Thursday, November 24, 2011

No Turning Back

Along with leading a class called Christian Believer, I am also taking the Invitation to Romans, part of the short-form Disciple Bible Study series. Tuesday evening, we were discussing the typological use of Adam in Chapter 5, the question of original sin, death, and the sticky wicket of the universal efficacy of Christ's sacrifice and the penalty for Adam's sin.

The grace of Jesus Christ being the subtext of so much of Romans, mention was made of Dietrich Bonhoeffer's The Cost of Discipleship. The leader of the class asked me to read a famous passage from the Introduction:
Cheap grace is the preaching of forgiveness without requiring repentance, baptism without church discipline, Communion without confession, absolution without personal confession. Cheap grace is grace without discipleship, grace without the cross, grace without Jesus Christ, living and incarnate.

Costly grace is the treasure hidden in the field; for the sake of it a man will gladly go and sell all that he has. It is the pearl of great price to buyw hich the merchant will sel all his goods. It is the kingly rule of Christ, for whose sake a man will pluck out the eye which causes him to stumble, it is the call of Jesus Christ at which the disciple leaves his nets and follows him.

Costly grace is the gospel which must be sought, again and again, the gift which must be asked for, the door at which a man must knock.

Such grace is costly because it calls us to follow, and it is grace because it calls us to follow Jesus Christ. It is costly because it costs a man his life, and it is grace because it gives a man the only true life. It is costly because it condemns sin, and grace because it justifies the sinner. Above all, it is costly because it cost God the life of his Son: "ye were bought at a price," and what has cost God much cannot be cheap for us. Above all, it is grace because God did not reckon his Son too dear a price to pay for our life, but delivered him up for us. Costly grace is the Incarnation of God.
The book is, in essence, an elaboration of this passage. The movement between the costliness of the sacrifice of Christ, and the graciousness of the sacrifice; from the way we are called, called to leave all we have, venturing forth only because our names have been called, following without knowing whence the road will lead; from the fear and rejection and death that awaits us, to the joy and peace and life that is the essence of being a disciple of Jesus Christ - this is what the book concerns itself with.

I was reminded of the reality of the depth and power of Bonhoeffer's message - similar in so many ways to our own Wesleyan heritage of disciplined discipleship as a signifier of the mark of the cross on our lives - when I discovered my name brought up in a discussion elsewhere. Apart from so much else I find . . . troubling . . . about all of this, the lack of any understanding that we are to begin our understanding of what it is to follow Jesus Christ within a context of already having heard that call and answered it, of setting aside our nets, our tax collector's rolls, leaving our family and friends behind without condition or question or desire to fulfill some other obligation prior to setting our feet squarely behind those of the one who calls us.
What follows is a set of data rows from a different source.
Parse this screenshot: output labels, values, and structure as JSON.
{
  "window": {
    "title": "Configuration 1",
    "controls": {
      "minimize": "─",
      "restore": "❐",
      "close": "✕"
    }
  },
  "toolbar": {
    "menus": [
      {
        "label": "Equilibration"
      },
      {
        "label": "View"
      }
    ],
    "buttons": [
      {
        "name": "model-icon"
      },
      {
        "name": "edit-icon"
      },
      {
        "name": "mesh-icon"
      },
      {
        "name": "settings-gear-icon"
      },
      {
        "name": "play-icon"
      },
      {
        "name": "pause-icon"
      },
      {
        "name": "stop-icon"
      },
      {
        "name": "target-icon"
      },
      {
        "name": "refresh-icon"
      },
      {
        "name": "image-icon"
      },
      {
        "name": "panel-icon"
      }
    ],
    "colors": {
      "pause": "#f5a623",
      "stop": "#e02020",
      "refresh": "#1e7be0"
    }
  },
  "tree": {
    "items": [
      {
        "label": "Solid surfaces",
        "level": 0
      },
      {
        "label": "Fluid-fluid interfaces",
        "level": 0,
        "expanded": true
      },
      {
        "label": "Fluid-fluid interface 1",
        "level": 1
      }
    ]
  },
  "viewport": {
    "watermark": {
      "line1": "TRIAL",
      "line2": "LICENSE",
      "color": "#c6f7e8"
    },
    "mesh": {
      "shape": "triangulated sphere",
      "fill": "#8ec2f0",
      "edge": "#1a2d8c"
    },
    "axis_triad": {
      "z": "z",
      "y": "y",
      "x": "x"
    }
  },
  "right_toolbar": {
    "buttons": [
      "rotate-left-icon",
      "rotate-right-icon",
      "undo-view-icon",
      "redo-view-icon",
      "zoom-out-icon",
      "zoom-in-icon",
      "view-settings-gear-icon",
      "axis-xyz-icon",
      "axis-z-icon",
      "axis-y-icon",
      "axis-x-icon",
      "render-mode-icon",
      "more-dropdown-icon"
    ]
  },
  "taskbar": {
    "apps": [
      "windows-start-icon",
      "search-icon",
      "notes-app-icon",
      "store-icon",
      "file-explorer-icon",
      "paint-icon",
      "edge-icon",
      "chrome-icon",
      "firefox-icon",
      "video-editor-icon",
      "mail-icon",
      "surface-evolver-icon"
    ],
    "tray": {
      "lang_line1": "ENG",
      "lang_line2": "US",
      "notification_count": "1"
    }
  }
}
It isn't the bigotry, which should be assumed. It isn't the quite palpable hatred, either. Rather, there is not a single mention of Jesus Christ. Not one. Somehow, a bunch of folks are talking about God and God's will and doing it without a single reference to Jesus Christ, who embodies God's will for us, a will for life, for freedom; a life of death and single-minded devotion and submission to the discipline of the one who's Way we follow.

It breaks my heart to consider the magnificent pearl of the Gospel cast before these swine. I am saddened to think that it is so easy to answer this call. To set aside all that was, all that made them who they are, to erase from their lives all that would cause them to stumble, and just start walking. Sure, the journey isn't easy. Good Lord, anyone thinking that should have their head examined! But, in the following, keeping one's eye fixed on the one whose lead we follow, whose voice first stirred us from our slumber, what could be easier? What else could make sense?

Having heard the voice of Christ in my own life, I have stopped hemming and hawing, making excuses and tripping over my fear. Way leads on to way, as Tolkien said, and the road ahead is dusty, and long, and the only thing I can do, the only thing that makes sense, is to see the one who called me walking along in front of me, casting the occasional grin over his shoulder at me. I know he knows I'm back here, and I glance away when his eyes flash at me. I keep going because, I see him walking, the holes through his feet not slowing him one bit, the fact that my life is responsible for those holes not dimming the love in his eyes.

Why make mountains out of non-existent molehills? Why not just sing the old refrain, "I have decided to follow Jesus/No turning back, no turning back"?